Dr. Bill Chopik (he/his/him) joins us at the University of Michigan March 31, 3025, for a talk co-sponsored by the Research Center for Group Dynamics and the Katz-Newcomb Colloquium Series: “Optimism and health: Resource or delusion?”

Does it always help to look on the bright side of life and a situation? Years of individual difference and lifespan development research have framed optimism—the tendency to expect positive things in the future—as an asset that protects against physical and cognitive decline. There is also an assumption that optimism is a purely individual resource, originating from people alone, irrespective of their environments. In this talk, Chopik will revisit these approaches and provide some evidence that people are optimistic even when they shouldn’t be, how the optimism of other people affects us, and how where you live might alter how you think about the future. The goal of this session is to give you a crash course on optimism and where it comes from—topics that expand our understanding of health and resilience and should be of interest to everyone, even if you’re a pessimist at heart.

Dr. Chopik is an associate professor in the Department of Psychology at Michigan State University. He studies how close relationships—and the people in them—change over time and across situations. Dr. Chopik’s work examines phenomena as broad as how relationships and social institutions shape development and as focused as the mechanisms that underlie the link between close relationships and health. In 2017, Dr. Chopik was recognized as one of Forbes Magazine’s Top 30 Scientists Under 30 and has since been recognized as a Rising Star by the Association for Psychological Science.

David Dunning, organizer of the Katz-Newcomb speaker series in Psychology and an associate of the Research Center for Group Dynamics, hosts. RCGD’s winter 2025 seminar series covers a variety of topics in social science, including social cognition, structural racism, romantic relationships, and cognitive health. Check the schedule for updates to this series that will convene on select Mondays at 3:30 at the Institute for Social Research, Room 1430.

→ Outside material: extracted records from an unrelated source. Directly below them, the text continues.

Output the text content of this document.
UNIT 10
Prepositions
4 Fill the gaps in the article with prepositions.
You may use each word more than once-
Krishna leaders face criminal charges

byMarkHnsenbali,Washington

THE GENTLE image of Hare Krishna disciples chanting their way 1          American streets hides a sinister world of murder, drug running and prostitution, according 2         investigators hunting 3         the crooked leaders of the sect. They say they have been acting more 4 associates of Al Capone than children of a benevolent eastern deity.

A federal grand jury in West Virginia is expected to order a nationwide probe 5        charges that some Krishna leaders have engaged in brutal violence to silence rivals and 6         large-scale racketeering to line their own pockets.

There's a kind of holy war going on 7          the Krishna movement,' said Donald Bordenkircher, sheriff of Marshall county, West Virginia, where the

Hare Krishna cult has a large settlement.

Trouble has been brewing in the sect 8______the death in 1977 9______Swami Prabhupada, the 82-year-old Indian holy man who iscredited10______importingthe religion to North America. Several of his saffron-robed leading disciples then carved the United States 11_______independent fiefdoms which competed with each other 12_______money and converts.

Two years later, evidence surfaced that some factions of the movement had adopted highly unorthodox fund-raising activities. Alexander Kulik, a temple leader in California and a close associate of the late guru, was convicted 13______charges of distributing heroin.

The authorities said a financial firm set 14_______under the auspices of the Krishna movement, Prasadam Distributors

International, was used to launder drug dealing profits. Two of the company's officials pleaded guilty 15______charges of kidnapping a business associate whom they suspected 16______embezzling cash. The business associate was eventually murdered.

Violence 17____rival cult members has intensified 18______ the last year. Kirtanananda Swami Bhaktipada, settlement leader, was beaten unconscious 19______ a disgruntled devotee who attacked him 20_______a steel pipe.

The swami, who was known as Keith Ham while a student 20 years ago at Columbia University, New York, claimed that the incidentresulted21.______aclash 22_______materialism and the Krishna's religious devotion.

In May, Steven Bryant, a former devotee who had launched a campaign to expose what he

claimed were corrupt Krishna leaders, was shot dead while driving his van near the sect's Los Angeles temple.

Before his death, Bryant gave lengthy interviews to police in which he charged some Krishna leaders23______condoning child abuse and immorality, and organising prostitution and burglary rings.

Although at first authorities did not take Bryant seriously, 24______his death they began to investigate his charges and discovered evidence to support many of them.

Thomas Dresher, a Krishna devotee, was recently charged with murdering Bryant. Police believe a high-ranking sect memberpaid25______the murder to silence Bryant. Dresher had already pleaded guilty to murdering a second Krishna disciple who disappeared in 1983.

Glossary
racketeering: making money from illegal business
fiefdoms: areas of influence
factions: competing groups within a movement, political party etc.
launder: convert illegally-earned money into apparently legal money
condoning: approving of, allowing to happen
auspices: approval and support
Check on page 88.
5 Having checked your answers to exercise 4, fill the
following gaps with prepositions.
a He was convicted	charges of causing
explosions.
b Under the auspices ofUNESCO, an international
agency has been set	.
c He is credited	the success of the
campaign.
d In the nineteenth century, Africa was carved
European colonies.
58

As permissions allow, seminars are later posted to the RCGD YouTube playlist.

Courtney Thomas Tobin will speak on April 7, 2025, on a topic related to cognitive aging in older Black Americans. The title and abstract are TBA.

DeAnnah Byrd is an assistant professor at ASU studying the effects of risk (chronic conditions, biological and psychosocial stressors) and protective (coping, social support, etc) factors on memory and cognitive changes in older African Americans. Byrd’s research aims to improve cognitive outcomes for African Americans. Her RCGD talk will be on April 14, 2025. The title and abstract are TBA.